Most of the time, this is when the dream ended as I woke up but the dream and its effect would stay with me for most of the day.

I am coming up to 45 now (I expect a fair few people my age follow that with “I can’t quite believe it”).  An observation has been that since I turned 40, I found myself growing in confidence in life in general. More grey hair? Yes! More fine lines? Yes! BUT! The gift of the 4th decade of my existence….more confidence!  I say “more” because I don’t think I am completely confident; I have some way to go. But I am shedding that pang of pain that used to accompany me with everything I did that was even slightly out of my comfort zone. I would never let that pang stop me from doing something I really wanted to do, but it did its best to try and disable me on every occasion. As I stopped trying to ignore this pain and developed ways of confronting and diminishing it, I reversed some kind of vicious cycle and this enabled me to grow.

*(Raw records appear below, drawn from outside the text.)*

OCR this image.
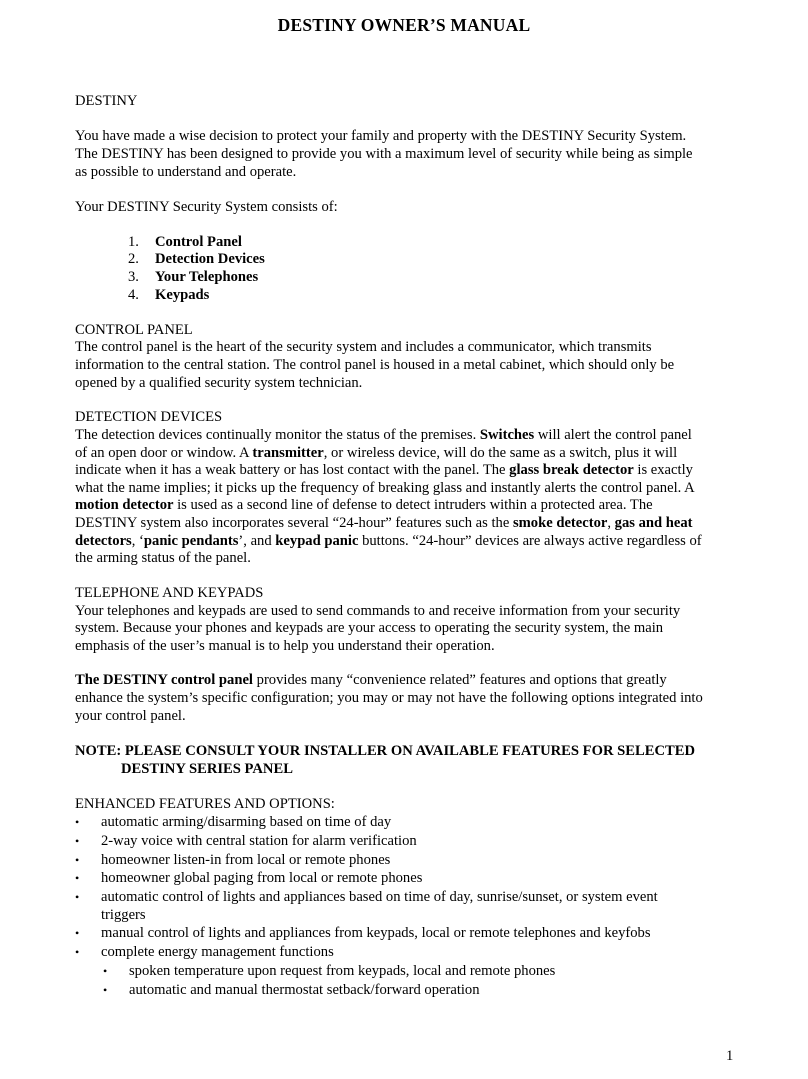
DESTINY OWNER’S MANUAL
DESTINY
You have made a wise decision to protect your family and property with the DESTINY Security System.
The DESTINY has been designed to provide you with a maximum level of security while being as simple
as possible to understand and operate.
Your DESTINY Security System consists of:
1.	Control Panel
2.	Detection Devices
3.	Your Telephones
4.	Keypads
CONTROL PANEL
The control panel is the heart of the security system and includes a communicator, which transmits
information to the central station. The control panel is housed in a metal cabinet, which should only be
opened by a qualified security system technician.
DETECTION DEVICES
The detection devices continually monitor the status of the premises. Switches will alert the control panel
of an open door or window. A transmitter, or wireless device, will do the same as a switch, plus it will
indicate when it has a weak battery or has lost contact with the panel. The glass break detector is exactly
what the name implies; it picks up the frequency of breaking glass and instantly alerts the control panel. A
motion detector is used as a second line of defense to detect intruders within a protected area. The
DESTINY system also incorporates several “24-hour” features such as the smoke detector, gas and heat
detectors, ‘panic pendants’, and keypad panic buttons. “24-hour” devices are always active regardless of
the arming status of the panel.
TELEPHONE AND KEYPADS
Your telephones and keypads are used to send commands to and receive information from your security
system. Because your phones and keypads are your access to operating the security system, the main
emphasis of the user’s manual is to help you understand their operation.
The DESTINY control panel provides many “convenience related” features and options that greatly
enhance the system’s specific configuration; you may or may not have the following options integrated into
your control panel.
NOTE: PLEASE CONSULT YOUR INSTALLER ON AVAILABLE FEATURES FOR SELECTED
DESTINY SERIES PANEL
ENHANCED FEATURES AND OPTIONS:
• automatic arming/disarming based on time of day
• 2-way voice with central station for alarm verification
• homeowner listen-in from local or remote phones
• homeowner global paging from local or remote phones
• automatic control of lights and appliances based on time of day, sunrise/sunset, or system event
triggers
• manual control of lights and appliances from keypads, local or remote telephones and keyfobs
• complete energy management functions
• spoken temperature upon request from keypads, local and remote phones
• automatic and manual thermostat setback/forward operation
1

So much so that what happened was this; the ending to my recurring dream changed. The circumstances were the same; lack of preparation, bright lights, initial anxiety. But this time, I decided to just ad lib! I decided in my mind that; I could be entertaining, funny, expressive and creative and I would just go out there and throw something out there and see where it landed. After that, I would quickly find my place in the script, learn as much as I could as quickly as I could and everything would work out in the end.

And here I am, writing my first blog, late to the party and very green! I feel just the same as I did on that stage; vulnerable, anxious with anticipation, second guessing the audience’s appraisal. What if it is a ‘flop’? What if?…what if?….what if I just threw myself out there and let the words and thoughts lay where they fall? And I hope that by being honest, open and real I will make that connection with my audience, entertain them, inspire them and send out a little hope. That’s my new dream and it starts here.

4 Comments

  • A great big fat YES to stepping out into the unknown and seeing what happens!!
    Looking forward to reading what comes next! x

  • Wow! I’m excited to read more! Stumbled across this early this morning and nearly got carried away reading and forgot to go and wake the girls… Reminds me so much of the ‘imposter syndrome dream’ which i often had as a teacher, always worried that someone would come in and find out I really didn’t know what i was doing after all! Can t believe you’re nearly 45!! xx

    • I have heard from other teachers about this feeling, you all don’t know how amazing you are! It is quite a thing to have so many little pairs of eyes on you waiting for you to teach them about the world!